Well, that was too bad. Hallucination wasn’t an uncommon side effect, but I hadn’t expected it with such a brief dose.

“Well, I imagine it was just a bit of nightmare,” I said soothingly. “You know, it’s a form of sleep, so it’s not surprising that you might get the odd bit of dreaming now and then.”

To my surprise, Lizzie shook her head at this.

“Oh, no, ma’am,” she said. “It’s no sleep at all. When ye sleep, ken, ye give your soul up to the angels’ keeping, so as no ghoulies shall come near. But this …” Frowning, she eyed the bottle of ether, now safely corked again, then looked at me.

“I did wonder,” she said, “where does your soul go?”

“Er …” I said. “Well, I should think it simply stays with your body. It must. I mean—you aren’t dead.”

Both Lizzie and Bobby were shaking their heads decidedly.

“No, it doesn’t,” Lizzie said. “When ye’re sleepin’, ye’re still there. When ye do that”—she gestured toward the mask, a faint uneasiness on her small features—“ye’re not.”

“That’s true, mum,” Bobby assured me. “You’re not.”

“D’ye think maybe ye go to limbo, wi’ the unbaptized babes and all?” Lizzie asked anxiously.

Malva gave an unladylike snort.

“Limbo’s no real place,” she said. “It’s only a notion thought up by the Pope.”

Lizzie’s mouth dropped open in shock at this blasphemy, but Bobby luckily distracted her by feeling dizzy and requiring to lie down.

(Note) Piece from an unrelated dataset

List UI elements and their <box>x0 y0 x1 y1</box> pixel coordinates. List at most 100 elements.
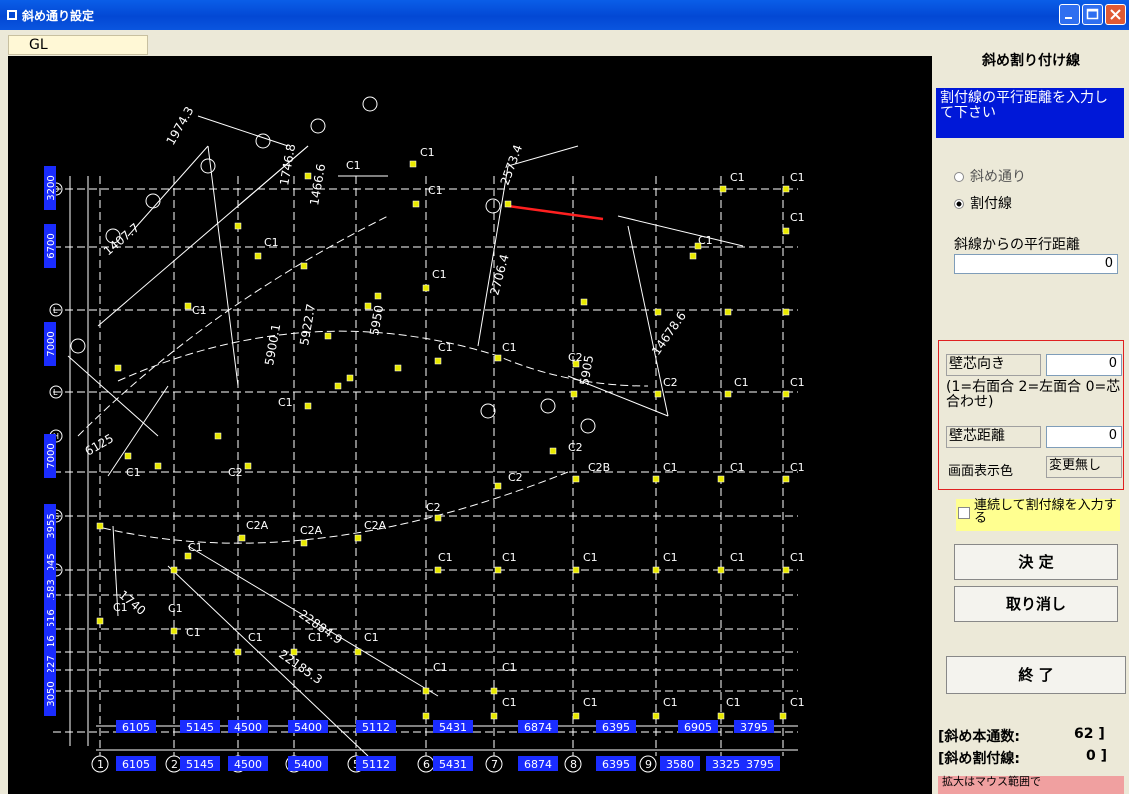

Malva seemed inclined to go on with the argument, but beyond repeating, “The Pope …” once or twice, simply stood, swaying to and fro with her mouth open, blinking a little. I glanced at Lizzie, only to find her glassy-eyed as well. She gave an enormous yawn and blinked at me, eyes watering.

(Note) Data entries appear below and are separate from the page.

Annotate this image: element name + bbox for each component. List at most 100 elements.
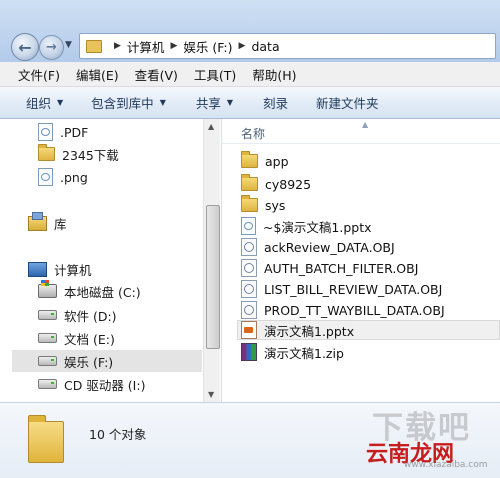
nav-item-label: 2345下载: [62, 147, 119, 163]
obj-file-icon: [241, 280, 257, 298]
folder-icon: [86, 39, 102, 53]
file-name: PROD_TT_WAYBILL_DATA.OBJ: [264, 302, 445, 318]
menu-tools[interactable]: 工具(T): [186, 65, 244, 84]
back-button[interactable]: ←: [11, 33, 39, 61]
file-icon: [38, 168, 53, 186]
column-name-header[interactable]: 名称: [241, 125, 265, 142]
file-row-selected[interactable]: 演示文稿1.pptx: [237, 320, 500, 340]
drive-icon: [38, 356, 57, 366]
file-name: 演示文稿1.pptx: [264, 323, 355, 339]
watermark-url: www.xiazaiba.com: [404, 460, 488, 470]
system-drive-icon: [38, 280, 57, 298]
file-row[interactable]: cy8925: [241, 174, 311, 194]
file-row[interactable]: sys: [241, 195, 285, 215]
file-name: sys: [265, 197, 286, 213]
file-name: AUTH_BATCH_FILTER.OBJ: [264, 260, 419, 276]
sort-ascending-icon: ▲: [362, 120, 369, 129]
nav-scrollbar[interactable]: ▲ ▼: [203, 119, 220, 402]
obj-file-icon: [241, 259, 257, 277]
zip-icon: [241, 343, 257, 361]
scroll-thumb[interactable]: [206, 205, 220, 349]
scroll-down-icon[interactable]: ▼: [208, 390, 214, 399]
history-dropdown-icon[interactable]: ▼: [65, 40, 72, 50]
new-folder-button[interactable]: 新建文件夹: [300, 93, 391, 112]
breadcrumb-computer[interactable]: 计算机: [127, 37, 165, 56]
menu-edit[interactable]: 编辑(E): [68, 65, 127, 84]
menu-view[interactable]: 查看(V): [127, 65, 186, 84]
nav-item-png[interactable]: .png: [38, 167, 88, 187]
organize-button[interactable]: 组织 ▼: [0, 93, 75, 112]
computer-icon: [28, 261, 47, 277]
file-row[interactable]: PROD_TT_WAYBILL_DATA.OBJ: [241, 300, 445, 320]
library-icon: [28, 211, 47, 231]
file-name: cy8925: [265, 176, 312, 192]
file-row[interactable]: ~$演示文稿1.pptx: [241, 216, 372, 236]
nav-item-pdf[interactable]: .PDF: [38, 122, 88, 142]
menu-bar: 文件(F) 编辑(E) 查看(V) 工具(T) 帮助(H): [0, 62, 500, 87]
nav-item-drive-d[interactable]: 软件 (D:): [38, 305, 117, 325]
breadcrumb-drive[interactable]: 娱乐 (F:): [183, 37, 232, 56]
obj-file-icon: [241, 301, 257, 319]
nav-item-computer[interactable]: 计算机: [28, 259, 92, 279]
drive-icon: [38, 310, 57, 320]
file-name: ~$演示文稿1.pptx: [263, 219, 372, 235]
scroll-up-icon[interactable]: ▲: [208, 122, 214, 131]
nav-item-label: CD 驱动器 (I:): [64, 377, 146, 393]
document-icon: [241, 217, 256, 235]
nav-item-2345-downloads[interactable]: 2345下载: [38, 144, 119, 164]
pptx-icon: [241, 321, 257, 339]
share-label: 共享: [195, 96, 221, 111]
file-name: LIST_BILL_REVIEW_DATA.OBJ: [264, 281, 443, 297]
chevron-right-icon[interactable]: ▶: [170, 41, 177, 51]
file-name: ackReview_DATA.OBJ: [264, 239, 395, 255]
nav-item-label: 库: [54, 216, 67, 232]
nav-item-label: 文档 (E:): [64, 331, 115, 347]
menu-file[interactable]: 文件(F): [0, 65, 68, 84]
nav-item-label: 本地磁盘 (C:): [64, 284, 141, 300]
nav-item-drive-e[interactable]: 文档 (E:): [38, 328, 115, 348]
breadcrumb-folder[interactable]: data: [251, 39, 279, 54]
file-row[interactable]: app: [241, 151, 289, 171]
forward-button[interactable]: →: [39, 35, 64, 60]
include-in-library-label: 包含到库中: [91, 96, 154, 111]
chevron-right-icon[interactable]: ▶: [114, 41, 121, 51]
dropdown-arrow-icon: ▼: [159, 98, 166, 107]
column-header: 名称 ▲: [222, 119, 500, 144]
folder-icon: [241, 195, 258, 212]
nav-item-drive-c[interactable]: 本地磁盘 (C:): [38, 280, 141, 301]
dropdown-arrow-icon: ▼: [226, 98, 234, 107]
file-icon: [38, 123, 53, 141]
command-bar: 组织 ▼ 包含到库中 ▼ 共享 ▼ 刻录 新建文件夹: [0, 87, 500, 119]
nav-item-cd-drive[interactable]: CD 驱动器 (I:): [38, 374, 145, 394]
menu-help[interactable]: 帮助(H): [244, 65, 304, 84]
file-row[interactable]: 演示文稿1.zip: [241, 342, 344, 362]
address-box[interactable]: ▶ 计算机 ▶ 娱乐 (F:) ▶ data: [79, 33, 496, 59]
chevron-right-icon[interactable]: ▶: [239, 41, 246, 51]
nav-item-libraries[interactable]: 库: [28, 211, 67, 233]
back-arrow-icon: ←: [18, 37, 32, 57]
folder-icon: [241, 174, 258, 191]
cd-drive-icon: [38, 379, 57, 389]
organize-label: 组织: [26, 96, 52, 111]
folder-large-icon: [28, 415, 64, 463]
nav-item-label: 娱乐 (F:): [64, 354, 114, 370]
nav-item-label: .png: [60, 169, 88, 185]
dropdown-arrow-icon: ▼: [57, 98, 64, 107]
share-button[interactable]: 共享 ▼: [178, 93, 245, 112]
nav-item-drive-f[interactable]: 娱乐 (F:): [12, 350, 202, 372]
file-row[interactable]: LIST_BILL_REVIEW_DATA.OBJ: [241, 279, 442, 299]
forward-arrow-icon: →: [46, 40, 57, 55]
folder-icon: [38, 144, 55, 161]
nav-item-label: 软件 (D:): [64, 308, 117, 324]
nav-item-label: 计算机: [54, 262, 92, 278]
folder-icon: [241, 151, 258, 168]
file-row[interactable]: ackReview_DATA.OBJ: [241, 237, 395, 257]
file-list-pane: 名称 ▲ app cy8925 sys ~$演示文稿1.pptx ackRevi…: [221, 119, 500, 402]
burn-button[interactable]: 刻录: [245, 93, 300, 112]
item-count: 10 个对象: [89, 427, 147, 442]
nav-item-label: .PDF: [60, 124, 89, 140]
include-in-library-button[interactable]: 包含到库中 ▼: [75, 93, 178, 112]
obj-file-icon: [241, 238, 257, 256]
navigation-pane: .PDF 2345下载 .png 库 计算机 本地磁盘 (C:) 软件 (D:)…: [0, 119, 220, 402]
file-row[interactable]: AUTH_BATCH_FILTER.OBJ: [241, 258, 418, 278]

It occurred to me that I was beginning to feel a trifle light-headed myself.

“Goodness!” I snatched the ether mask from Malva’s hand, and guided her hastily to a stool. “Let me get rid of this, or we’ll all be giddy.”

I flipped open the mask, pulled the damp wad of cotton wool out of it, and carried it outside at arm’s length. I’d opened both the surgery windows, to provide ventilation and save us all being gassed, but ether was insidious. Heavier than air, it tended to sink toward the floor of a room and accumulate there, unless there was a fan or some other device to remove it. I might have to operate in the open air, I thought, were I using it for any length of time.